Prior to joining the law faculty, he was a visiting assistant professor at Duke University School of Law and a Royster Fellow at the University of North Carolina at Chapel Hill. He clerked for Judge Roger L. Wollman of the U.S. Court of Appeals for the Eighth Circuit and served for four years as an associate general counsel with the Department of the Air Force at the Pentagon.

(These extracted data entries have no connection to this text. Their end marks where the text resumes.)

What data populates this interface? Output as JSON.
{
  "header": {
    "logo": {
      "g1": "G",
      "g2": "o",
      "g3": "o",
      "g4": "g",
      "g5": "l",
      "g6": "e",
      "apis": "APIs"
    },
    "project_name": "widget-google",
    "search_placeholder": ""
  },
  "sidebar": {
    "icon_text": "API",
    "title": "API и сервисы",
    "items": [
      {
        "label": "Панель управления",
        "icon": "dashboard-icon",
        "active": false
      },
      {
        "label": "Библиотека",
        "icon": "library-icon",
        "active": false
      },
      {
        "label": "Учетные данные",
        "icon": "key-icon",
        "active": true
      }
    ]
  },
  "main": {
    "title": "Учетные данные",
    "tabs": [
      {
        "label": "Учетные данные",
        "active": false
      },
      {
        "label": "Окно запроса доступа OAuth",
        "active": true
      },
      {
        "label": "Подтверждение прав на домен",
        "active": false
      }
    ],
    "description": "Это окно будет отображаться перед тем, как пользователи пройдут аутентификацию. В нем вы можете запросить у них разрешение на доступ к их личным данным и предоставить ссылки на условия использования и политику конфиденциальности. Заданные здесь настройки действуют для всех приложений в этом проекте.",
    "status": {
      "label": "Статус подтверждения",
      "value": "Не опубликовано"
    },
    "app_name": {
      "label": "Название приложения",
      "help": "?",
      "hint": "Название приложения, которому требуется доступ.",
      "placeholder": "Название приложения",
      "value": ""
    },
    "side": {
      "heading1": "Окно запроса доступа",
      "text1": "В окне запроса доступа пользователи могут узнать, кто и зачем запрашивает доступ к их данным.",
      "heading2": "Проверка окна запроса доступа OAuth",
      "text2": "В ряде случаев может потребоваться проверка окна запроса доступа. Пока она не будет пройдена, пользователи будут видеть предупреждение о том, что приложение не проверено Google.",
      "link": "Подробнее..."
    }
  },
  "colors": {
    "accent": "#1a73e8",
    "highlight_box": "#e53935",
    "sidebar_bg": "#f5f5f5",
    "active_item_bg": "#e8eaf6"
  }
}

Professor Inazu’s scholarship focuses on the First Amendment freedoms of speech, assembly, and religion, and related questions of legal and political theory. His first book, Liberty’s Refuge: The Forgotten Freedom of Assembly (Yale University Press, 2012), seeks to recover the role of assembly in American political and constitutional thought. His second book is Confident Pluralism: Surviving and Thriving Through Deep Difference (University of Chicago Press, 2016). Professor Inazu is the special editor of a volume on law and theology published in Law and Contemporary Problems, and his articles have appeared in a number of law reviews and specialty journals. He has written broadly for mainstream audiences in publications including USA Today, the Los Angeles Times, and The Washington Post.
Professor Inazu was the law school’s 2014 David M. Becker Professor of the Year.